We are blessed to have one of the finest hospitals in the country and you only need to see the accolades it receives nationally to recognize that. As you’ve probably seen, the hospital is adding a new wing to hold another 150 beds on top of its current 490 beds. That wing is expected to help meet the 30 percent population growth rate we expect over the next 20 years. In addition, the hospital continues to be our largest private employer with 5,000 employees and an economic impact of about $1.35 billion. As we work on our Aging in Place strategy in Salem, one of the major areas we found in cooperation with AARP and Center 50+ was that quality, comprehensive health care is a major issue for independent living of seniors along with transportation, social participation, outdoor participation and engagement, communications,  affordable housing, civic and community support and again – health care. The hospital recognizes this fact and the community’s needs.
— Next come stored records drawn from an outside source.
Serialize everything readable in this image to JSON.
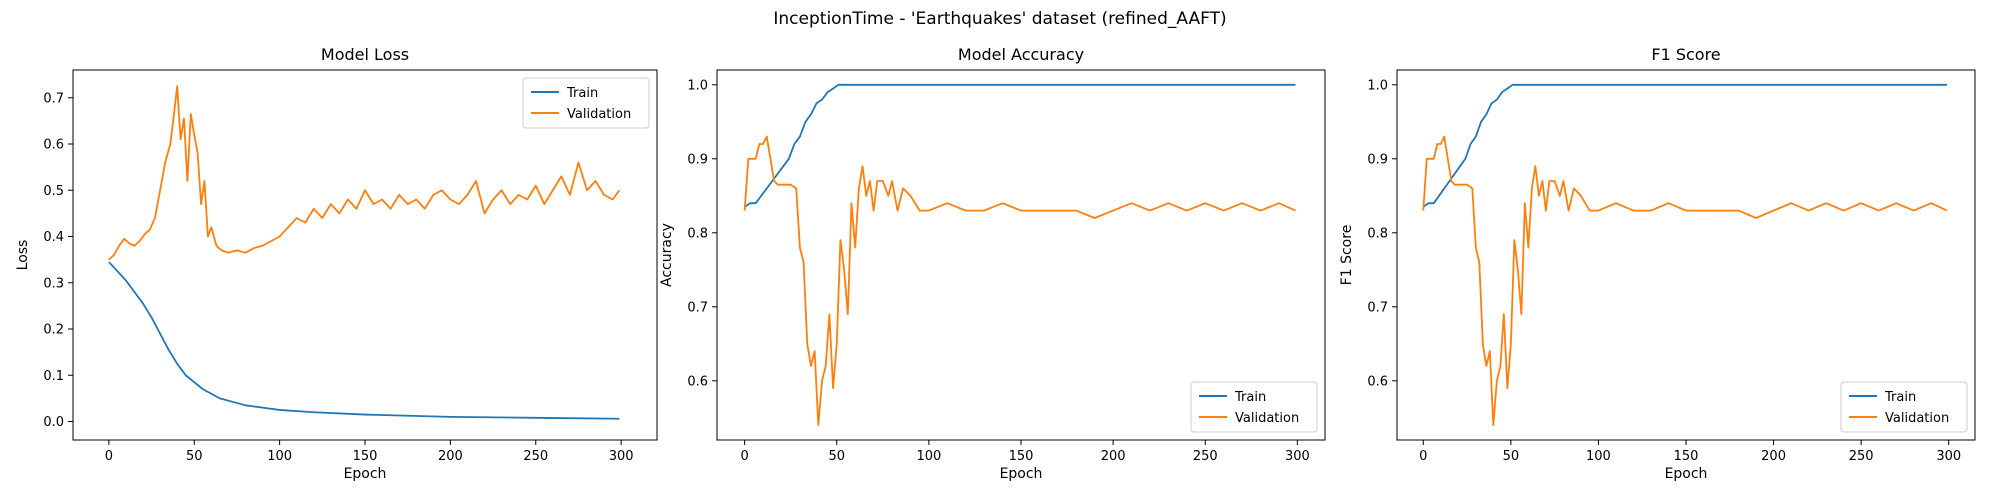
{
  "figure_title": "InceptionTime - 'Earthquakes' dataset (refined_AAFT)",
  "colors": {
    "train": "#1f77b4",
    "validation": "#ff7f0e"
  },
  "chart_data": [
    {
      "type": "line",
      "title": "Model Loss",
      "xlabel": "Epoch",
      "ylabel": "Loss",
      "xlim": [
        -21,
        321
      ],
      "ylim": [
        -0.04,
        0.76
      ],
      "xticks": [
        0,
        50,
        100,
        150,
        200,
        250,
        300
      ],
      "yticks": [
        0.0,
        0.1,
        0.2,
        0.3,
        0.4,
        0.5,
        0.6,
        0.7
      ],
      "ytick_labels": [
        "0.0",
        "0.1",
        "0.2",
        "0.3",
        "0.4",
        "0.5",
        "0.6",
        "0.7"
      ],
      "legend": {
        "placement": "top-right",
        "entries": [
          "Train",
          "Validation"
        ]
      },
      "series": [
        {
          "name": "Train",
          "x": [
            0,
            5,
            10,
            15,
            20,
            25,
            30,
            35,
            40,
            45,
            50,
            55,
            60,
            65,
            70,
            80,
            90,
            100,
            120,
            150,
            200,
            250,
            299
          ],
          "y": [
            0.345,
            0.325,
            0.305,
            0.28,
            0.255,
            0.225,
            0.19,
            0.155,
            0.125,
            0.1,
            0.085,
            0.07,
            0.06,
            0.05,
            0.045,
            0.035,
            0.03,
            0.025,
            0.02,
            0.015,
            0.01,
            0.008,
            0.006
          ]
        },
        {
          "name": "Validation",
          "x": [
            0,
            3,
            6,
            9,
            12,
            15,
            18,
            21,
            24,
            27,
            30,
            33,
            36,
            38,
            40,
            42,
            44,
            46,
            48,
            50,
            52,
            54,
            56,
            58,
            60,
            63,
            66,
            70,
            75,
            80,
            85,
            90,
            95,
            100,
            105,
            110,
            115,
            120,
            125,
            130,
            135,
            140,
            145,
            150,
            155,
            160,
            165,
            170,
            175,
            180,
            185,
            190,
            195,
            200,
            205,
            210,
            215,
            220,
            225,
            230,
            235,
            240,
            245,
            250,
            255,
            260,
            265,
            270,
            275,
            280,
            285,
            290,
            295,
            299
          ],
          "y": [
            0.35,
            0.36,
            0.38,
            0.395,
            0.385,
            0.38,
            0.39,
            0.405,
            0.415,
            0.44,
            0.5,
            0.56,
            0.6,
            0.66,
            0.725,
            0.61,
            0.655,
            0.52,
            0.665,
            0.62,
            0.58,
            0.47,
            0.52,
            0.4,
            0.42,
            0.38,
            0.37,
            0.365,
            0.37,
            0.365,
            0.375,
            0.38,
            0.39,
            0.4,
            0.42,
            0.44,
            0.43,
            0.46,
            0.44,
            0.47,
            0.45,
            0.48,
            0.46,
            0.5,
            0.47,
            0.48,
            0.46,
            0.49,
            0.47,
            0.48,
            0.46,
            0.49,
            0.5,
            0.48,
            0.47,
            0.49,
            0.52,
            0.45,
            0.48,
            0.5,
            0.47,
            0.49,
            0.48,
            0.51,
            0.47,
            0.5,
            0.53,
            0.49,
            0.56,
            0.5,
            0.52,
            0.49,
            0.48,
            0.5
          ]
        }
      ]
    },
    {
      "type": "line",
      "title": "Model Accuracy",
      "xlabel": "Epoch",
      "ylabel": "Accuracy",
      "xlim": [
        -15,
        315
      ],
      "ylim": [
        0.52,
        1.02
      ],
      "xticks": [
        0,
        50,
        100,
        150,
        200,
        250,
        300
      ],
      "yticks": [
        0.6,
        0.7,
        0.8,
        0.9,
        1.0
      ],
      "ytick_labels": [
        "0.6",
        "0.7",
        "0.8",
        "0.9",
        "1.0"
      ],
      "legend": {
        "placement": "bottom-right",
        "entries": [
          "Train",
          "Validation"
        ]
      },
      "series": [
        {
          "name": "Train",
          "x": [
            0,
            3,
            6,
            9,
            12,
            15,
            18,
            21,
            24,
            27,
            30,
            33,
            36,
            39,
            42,
            45,
            48,
            51,
            55,
            100,
            150,
            200,
            250,
            299
          ],
          "y": [
            0.835,
            0.84,
            0.84,
            0.85,
            0.86,
            0.87,
            0.88,
            0.89,
            0.9,
            0.92,
            0.93,
            0.95,
            0.96,
            0.975,
            0.98,
            0.99,
            0.995,
            1.0,
            1.0,
            1.0,
            1.0,
            1.0,
            1.0,
            1.0
          ]
        },
        {
          "name": "Validation",
          "x": [
            0,
            2,
            4,
            6,
            8,
            10,
            12,
            14,
            16,
            18,
            20,
            22,
            25,
            28,
            30,
            32,
            34,
            36,
            38,
            40,
            42,
            44,
            46,
            48,
            50,
            52,
            54,
            56,
            58,
            60,
            62,
            64,
            66,
            68,
            70,
            72,
            75,
            78,
            80,
            83,
            86,
            90,
            95,
            100,
            110,
            120,
            130,
            140,
            150,
            160,
            170,
            180,
            190,
            200,
            210,
            220,
            230,
            240,
            250,
            260,
            270,
            280,
            290,
            299
          ],
          "y": [
            0.83,
            0.9,
            0.9,
            0.9,
            0.92,
            0.92,
            0.93,
            0.9,
            0.87,
            0.865,
            0.865,
            0.865,
            0.865,
            0.86,
            0.78,
            0.76,
            0.65,
            0.62,
            0.64,
            0.54,
            0.6,
            0.62,
            0.69,
            0.59,
            0.65,
            0.79,
            0.75,
            0.69,
            0.84,
            0.78,
            0.86,
            0.89,
            0.85,
            0.87,
            0.83,
            0.87,
            0.87,
            0.85,
            0.87,
            0.83,
            0.86,
            0.85,
            0.83,
            0.83,
            0.84,
            0.83,
            0.83,
            0.84,
            0.83,
            0.83,
            0.83,
            0.83,
            0.82,
            0.83,
            0.84,
            0.83,
            0.84,
            0.83,
            0.84,
            0.83,
            0.84,
            0.83,
            0.84,
            0.83
          ]
        }
      ]
    },
    {
      "type": "line",
      "title": "F1 Score",
      "xlabel": "Epoch",
      "ylabel": "F1 Score",
      "xlim": [
        -15,
        315
      ],
      "ylim": [
        0.52,
        1.02
      ],
      "xticks": [
        0,
        50,
        100,
        150,
        200,
        250,
        300
      ],
      "yticks": [
        0.6,
        0.7,
        0.8,
        0.9,
        1.0
      ],
      "ytick_labels": [
        "0.6",
        "0.7",
        "0.8",
        "0.9",
        "1.0"
      ],
      "legend": {
        "placement": "bottom-right",
        "entries": [
          "Train",
          "Validation"
        ]
      },
      "series": [
        {
          "name": "Train",
          "x": [
            0,
            3,
            6,
            9,
            12,
            15,
            18,
            21,
            24,
            27,
            30,
            33,
            36,
            39,
            42,
            45,
            48,
            51,
            55,
            100,
            150,
            200,
            250,
            299
          ],
          "y": [
            0.835,
            0.84,
            0.84,
            0.85,
            0.86,
            0.87,
            0.88,
            0.89,
            0.9,
            0.92,
            0.93,
            0.95,
            0.96,
            0.975,
            0.98,
            0.99,
            0.995,
            1.0,
            1.0,
            1.0,
            1.0,
            1.0,
            1.0,
            1.0
          ]
        },
        {
          "name": "Validation",
          "x": [
            0,
            2,
            4,
            6,
            8,
            10,
            12,
            14,
            16,
            18,
            20,
            22,
            25,
            28,
            30,
            32,
            34,
            36,
            38,
            40,
            42,
            44,
            46,
            48,
            50,
            52,
            54,
            56,
            58,
            60,
            62,
            64,
            66,
            68,
            70,
            72,
            75,
            78,
            80,
            83,
            86,
            90,
            95,
            100,
            110,
            120,
            130,
            140,
            150,
            160,
            170,
            180,
            190,
            200,
            210,
            220,
            230,
            240,
            250,
            260,
            270,
            280,
            290,
            299
          ],
          "y": [
            0.83,
            0.9,
            0.9,
            0.9,
            0.92,
            0.92,
            0.93,
            0.9,
            0.87,
            0.865,
            0.865,
            0.865,
            0.865,
            0.86,
            0.78,
            0.76,
            0.65,
            0.62,
            0.64,
            0.54,
            0.6,
            0.62,
            0.69,
            0.59,
            0.65,
            0.79,
            0.75,
            0.69,
            0.84,
            0.78,
            0.86,
            0.89,
            0.85,
            0.87,
            0.83,
            0.87,
            0.87,
            0.85,
            0.87,
            0.83,
            0.86,
            0.85,
            0.83,
            0.83,
            0.84,
            0.83,
            0.83,
            0.84,
            0.83,
            0.83,
            0.83,
            0.83,
            0.82,
            0.83,
            0.84,
            0.83,
            0.84,
            0.83,
            0.84,
            0.83,
            0.84,
            0.83,
            0.84,
            0.83
          ]
        }
      ]
    }
  ]
}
I also want to recognize the tremendous work being done by our Transit District, Cherriots. Since September, when the district added Saturday and later evening service, ridership as substantially increased. Weekday ridership is up over 10 percent from last year. Total weekday ridership has reached 1,064,000 this year with the new Saturday service reaching over 100,000 riders since September. Full Fare 30-day bus passes are up 14 percent, Youth Fare 30-day passes jumped 57.2 percent. As we begin to deal with congestion and gas emissions in our city, this is nothing but good news and a tribute to the new board and its efforts.
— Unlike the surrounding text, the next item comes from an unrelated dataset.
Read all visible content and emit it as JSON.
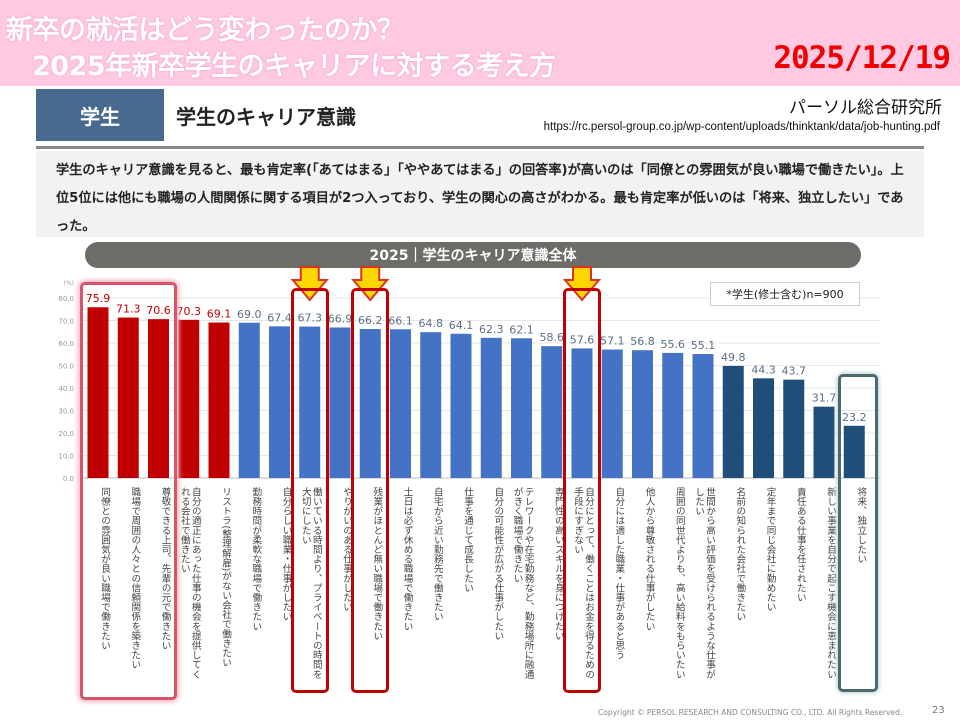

I hope you find the progress this community is making on all fronts as exciting as I do. With the kind of can-do, volunteer, professional, business and non-profit service underway in this community. I am convinced, no issue no matter how troubling, difficult or challenging we face, we can and will be overcome. And I want to assure you that your city government and elected officials at the city, county and state level will continue to meet the goals you set for us. Nothing is beyond our means or our dreams in every aspect of our community life. So I hope you will all join me in facing 2020 with conviction and a spirit of Getter Done. And I promise you I will be here again next year to give you a report on how it went.

Thank you again for your attention and support.